Add page-agent training, build-time verification, and regression gating
Resolves the in-progress merge (extraction.ts, orchestrator.ts, sessions.ts)
by keeping the single-pass extraction architecture and re-scoping the
feedback / verification / regression feature onto it.
- agents/page.md (new): the single-pass page prompt is now a first-class,
loadable agent (inline default fallback), so it can be verified, trained,
and proposed as a contribution PR like the specialist agents.
- Build-time source-fidelity verification: extraction verifies each page's
HTML against its source image via the Feedback Agent and self-corrects once
on failure. Non-blocking — a run never fails if the Feedback Agent is
unavailable or unsure.
- Iterative feedback: a feedback re-run refines the prior reviewed body
through the Reader/Editor loop (with feedback injected) instead of
regenerating from the source images, converging across rounds.

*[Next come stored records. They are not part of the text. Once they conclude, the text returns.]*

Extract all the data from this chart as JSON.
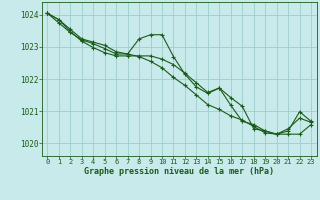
{
  "title": "Graphe pression niveau de la mer (hPa)",
  "background_color": "#c8eaea",
  "grid_color": "#9ecece",
  "line_color": "#1a5c1a",
  "xlim": [
    -0.5,
    23.5
  ],
  "ylim": [
    1019.6,
    1024.4
  ],
  "yticks": [
    1020,
    1021,
    1022,
    1023,
    1024
  ],
  "xticks": [
    0,
    1,
    2,
    3,
    4,
    5,
    6,
    7,
    8,
    9,
    10,
    11,
    12,
    13,
    14,
    15,
    16,
    17,
    18,
    19,
    20,
    21,
    22,
    23
  ],
  "series": [
    [
      1024.05,
      1023.85,
      1023.55,
      1023.25,
      1023.15,
      1023.05,
      1022.85,
      1022.78,
      1022.7,
      1022.55,
      1022.35,
      1022.05,
      1021.8,
      1021.5,
      1021.2,
      1021.05,
      1020.85,
      1020.72,
      1020.52,
      1020.32,
      1020.28,
      1020.45,
      1020.78,
      1020.65
    ],
    [
      1024.05,
      1023.75,
      1023.45,
      1023.22,
      1023.1,
      1022.95,
      1022.78,
      1022.78,
      1023.25,
      1023.38,
      1023.38,
      1022.7,
      1022.15,
      1021.75,
      1021.55,
      1021.72,
      1021.18,
      1020.68,
      1020.58,
      1020.38,
      1020.28,
      1020.38,
      1020.98,
      1020.68
    ],
    [
      1024.05,
      1023.85,
      1023.48,
      1023.18,
      1022.98,
      1022.82,
      1022.72,
      1022.72,
      1022.72,
      1022.72,
      1022.62,
      1022.45,
      1022.18,
      1021.88,
      1021.58,
      1021.72,
      1021.42,
      1021.15,
      1020.45,
      1020.38,
      1020.28,
      1020.28,
      1020.28,
      1020.58
    ]
  ],
  "tick_fontsize": 5.0,
  "label_fontsize": 5.5,
  "title_fontsize": 6.0
}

- Feedback-driven training: corrections from a feedback run become a proposed
page.md improvement — an update PR for the library agent (gated by its
regression fixtures) or in-place training for a session-built agent.
- Regression gating: accepted output is captured as per-agent fixtures
(triggering image + accepted HTML) on close; any later agent update is
re-run against those fixtures and blocked if it regresses.
Files: agents/page.md, agents/feedback.md, src/pipeline/{extraction,feedback,
orchestrator,regression}.ts, src/store/paths.ts, src/routes/sessions.ts.
All four conflicted files pass `node --experimental-strip-types --check`;
no conflict markers remain.